Humanitarian aid is often required in situations requiring rapid decision making during complex or confusing emergencies, whether they are caused by major natural disasters, civil war, or gradually emerging processes. Those who are affected and unable themselves to cope with the catastrophe or crisis are always at the center of attention. Geoinformation obtained from satellite data can contribute in various ways to assessing and dealing with humanitarian issues and tasks which focus on the people who are the afflicted parties, or providing assistance, or responsible for the problem.
Supplying the population with food, water and shelter is always of prime importance, especially when people require special protection because they are refugees or internally displaced groups. Damage estimates and planning data are also important components of targeted humanitarian aid after warfare and in the context of reconstruction activities.
Satellite data can be used to find appropriate locations for refugee camps, or in general to support the logistics of relief efforts. Satellites can sometimes help to locate groups of people or refugee flows. And they can also be consulted when planning and monitoring reconstruction activities.

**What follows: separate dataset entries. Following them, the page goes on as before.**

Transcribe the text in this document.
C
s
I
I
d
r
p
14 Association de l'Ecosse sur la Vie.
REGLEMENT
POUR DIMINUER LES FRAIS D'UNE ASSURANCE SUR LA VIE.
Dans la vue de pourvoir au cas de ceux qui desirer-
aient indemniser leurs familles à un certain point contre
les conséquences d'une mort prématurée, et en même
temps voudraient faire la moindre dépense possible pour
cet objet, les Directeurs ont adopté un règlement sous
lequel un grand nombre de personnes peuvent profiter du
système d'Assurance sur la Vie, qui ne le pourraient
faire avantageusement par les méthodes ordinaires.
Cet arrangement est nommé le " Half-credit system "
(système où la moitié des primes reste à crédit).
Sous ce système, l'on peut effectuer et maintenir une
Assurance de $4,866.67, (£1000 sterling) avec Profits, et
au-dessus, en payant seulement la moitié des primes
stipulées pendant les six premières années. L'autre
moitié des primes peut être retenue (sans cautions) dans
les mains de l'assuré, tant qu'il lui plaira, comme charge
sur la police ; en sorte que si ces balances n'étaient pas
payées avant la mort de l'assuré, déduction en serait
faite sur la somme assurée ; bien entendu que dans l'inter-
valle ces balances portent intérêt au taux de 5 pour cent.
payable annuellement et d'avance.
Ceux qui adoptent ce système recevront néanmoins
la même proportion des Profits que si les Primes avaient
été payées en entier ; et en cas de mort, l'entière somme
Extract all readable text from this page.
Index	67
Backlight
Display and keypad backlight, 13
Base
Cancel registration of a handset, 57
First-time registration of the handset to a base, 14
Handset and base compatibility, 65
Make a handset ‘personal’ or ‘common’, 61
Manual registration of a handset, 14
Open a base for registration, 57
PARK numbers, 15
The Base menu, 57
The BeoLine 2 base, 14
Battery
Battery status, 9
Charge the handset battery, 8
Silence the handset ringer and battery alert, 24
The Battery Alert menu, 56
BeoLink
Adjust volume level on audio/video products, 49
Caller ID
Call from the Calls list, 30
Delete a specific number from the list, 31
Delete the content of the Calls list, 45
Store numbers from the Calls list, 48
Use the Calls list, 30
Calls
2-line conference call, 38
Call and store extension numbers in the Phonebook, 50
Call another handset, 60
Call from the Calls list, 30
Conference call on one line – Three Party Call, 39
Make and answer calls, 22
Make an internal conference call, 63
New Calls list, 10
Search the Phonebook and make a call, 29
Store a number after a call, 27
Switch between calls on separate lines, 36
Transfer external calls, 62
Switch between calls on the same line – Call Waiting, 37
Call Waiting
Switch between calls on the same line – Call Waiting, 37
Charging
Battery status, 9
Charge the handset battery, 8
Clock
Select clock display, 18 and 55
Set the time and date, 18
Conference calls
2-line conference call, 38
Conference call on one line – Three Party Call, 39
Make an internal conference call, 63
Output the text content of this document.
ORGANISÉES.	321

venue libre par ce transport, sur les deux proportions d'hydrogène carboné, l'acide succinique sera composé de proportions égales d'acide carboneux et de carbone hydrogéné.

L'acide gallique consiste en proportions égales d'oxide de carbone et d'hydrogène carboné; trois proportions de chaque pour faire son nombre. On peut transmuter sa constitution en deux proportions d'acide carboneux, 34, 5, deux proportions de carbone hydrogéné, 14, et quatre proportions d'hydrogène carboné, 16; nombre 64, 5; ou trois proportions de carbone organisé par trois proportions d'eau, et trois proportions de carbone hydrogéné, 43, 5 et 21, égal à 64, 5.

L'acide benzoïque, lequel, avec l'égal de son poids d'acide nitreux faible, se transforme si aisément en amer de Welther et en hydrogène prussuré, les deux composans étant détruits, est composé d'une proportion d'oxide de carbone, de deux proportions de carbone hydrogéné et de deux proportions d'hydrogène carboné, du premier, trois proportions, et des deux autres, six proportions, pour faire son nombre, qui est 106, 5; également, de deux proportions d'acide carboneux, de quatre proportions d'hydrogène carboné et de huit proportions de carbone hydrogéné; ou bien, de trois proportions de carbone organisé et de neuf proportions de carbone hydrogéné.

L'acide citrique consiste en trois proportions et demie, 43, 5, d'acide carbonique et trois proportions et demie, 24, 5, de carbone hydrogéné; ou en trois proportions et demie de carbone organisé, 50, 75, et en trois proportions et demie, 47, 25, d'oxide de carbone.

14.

The team’s research concentrates on developing improved algorithms for automatic and semiautomatic image analysis and information extraction. An important aspect of this work is being in continuous dialog with actors and experts in the humanitarian aid sector, for example in workshops and training sessions in which the possibilities and limitations of earth observation in this area can also be discussed and demonstrated.
Complex global cause-and-effect chains, high density economic and population centers, and potential conflicts of interest between people, resources, the environment, socioeconomics, and ethnic groups, etc., lead time and again to local, regional and global security problems. Climate change, resource scarcity, population growth, and a widening of the gap between wealth and poverty are among the triggers and underlying causes for conflicts and crisis situations.
Among the issues involved are analyzing the causes of complex crisis situations in emerging economies and developing countries, and early identification of conflict situations in which geofactors play a role. Critical shortages of resources (water, agricultural yields, fossil energy raw materials, etc.) are particularly relevant.
Besides the geopolitical issues, monitoring and managing highly complex transportation systems and sensitive or critical infrastructure, police matters, confirming adherence to international agreements, and even the observance of human rights, are also aspects to be considered.
Challenges are, for example, situation awareness and representation, recording, visualizing and analyzing changes on the land surface at various spatial and temporal scales, detecting spatial patterns and relationships, deriving crisis indicators, identifying and monitoring specific critical infrastructure, population centers or other relevant geographic areas.
In order to analyze satellite data, the team develops methodologies and algorithms which in some cases involve the automatic processing of earth observation data. Special methods of change analysis and the GIS- and map-supported combining of remote sensing data with socioeconomic and other reference information to improve the assessment of complex crisis situations are developed. Improving the mapping of satellite information and visualization methodologies for crisis management (prevention, early detection and aftercare) are supplementary activities.